From backups I learned that last line is from the at job script created when I scheduled the recording, but the at job script contains the following:

Code:

cd /home/htpc || {

  echo 'Execution directory inaccessible' >&2

  exit 1

}

'Line 61' in the email matches the at job script 'exit 1' line number.

The time of the email matches the time of the scheduled recording.

Basically, the reason the job did not execute (as expected) is something changed the script to cd to /root rather than cd /home/htpc.

Confusing to me is why the script changed to cd to /root rather than cd to /home/htpc. Backups of the script show /home/htpc, not /root.

Any ideas?

Isn't "atd -l" for batch jobs? Are at jobs affected?

Quote:

Isn't "atd -l" for batch jobs? Are at jobs affected?
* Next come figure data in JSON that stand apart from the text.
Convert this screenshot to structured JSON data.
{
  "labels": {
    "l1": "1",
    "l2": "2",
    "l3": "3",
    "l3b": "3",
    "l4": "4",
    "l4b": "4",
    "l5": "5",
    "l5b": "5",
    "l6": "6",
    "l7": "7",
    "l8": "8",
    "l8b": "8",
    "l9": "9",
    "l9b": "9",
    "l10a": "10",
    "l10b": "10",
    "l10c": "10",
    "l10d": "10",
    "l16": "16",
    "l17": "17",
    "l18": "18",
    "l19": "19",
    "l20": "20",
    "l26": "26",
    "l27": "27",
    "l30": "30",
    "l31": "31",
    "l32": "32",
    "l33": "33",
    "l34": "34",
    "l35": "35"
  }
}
From what I've learned through this thread, yes, the -l option applies only to batch and not at.

So the correct question is in my previous post.

As mentioned in my previous post, apparently the at job is executing but the mysterious email indicates the at job script is being changed from 'cd /home/htpc' to 'cd /root' and I have no idea why.

Gee, I'd be paranoid if any of my executable scripts got modified without my knowledge, particularly to attempt to get something executed in root's directory. Perhaps an attempt to attack the machine?

Paranoid? No.

The mysterious email does not necessarily mean the at job scripts are being modified. Something is awry with looking for 'cd /root' rather than 'cd /home/htpc'. I won't be suprised at all if the problem is PEBKAC. I just want to know what actually happens. As this happens only once in a blue moon, debugging is a challenge.

/var/spool/atjobs is owned daemon:daemon. Each at job (scheduled recording) within that directory is owned htpc:daemon (chmod 700).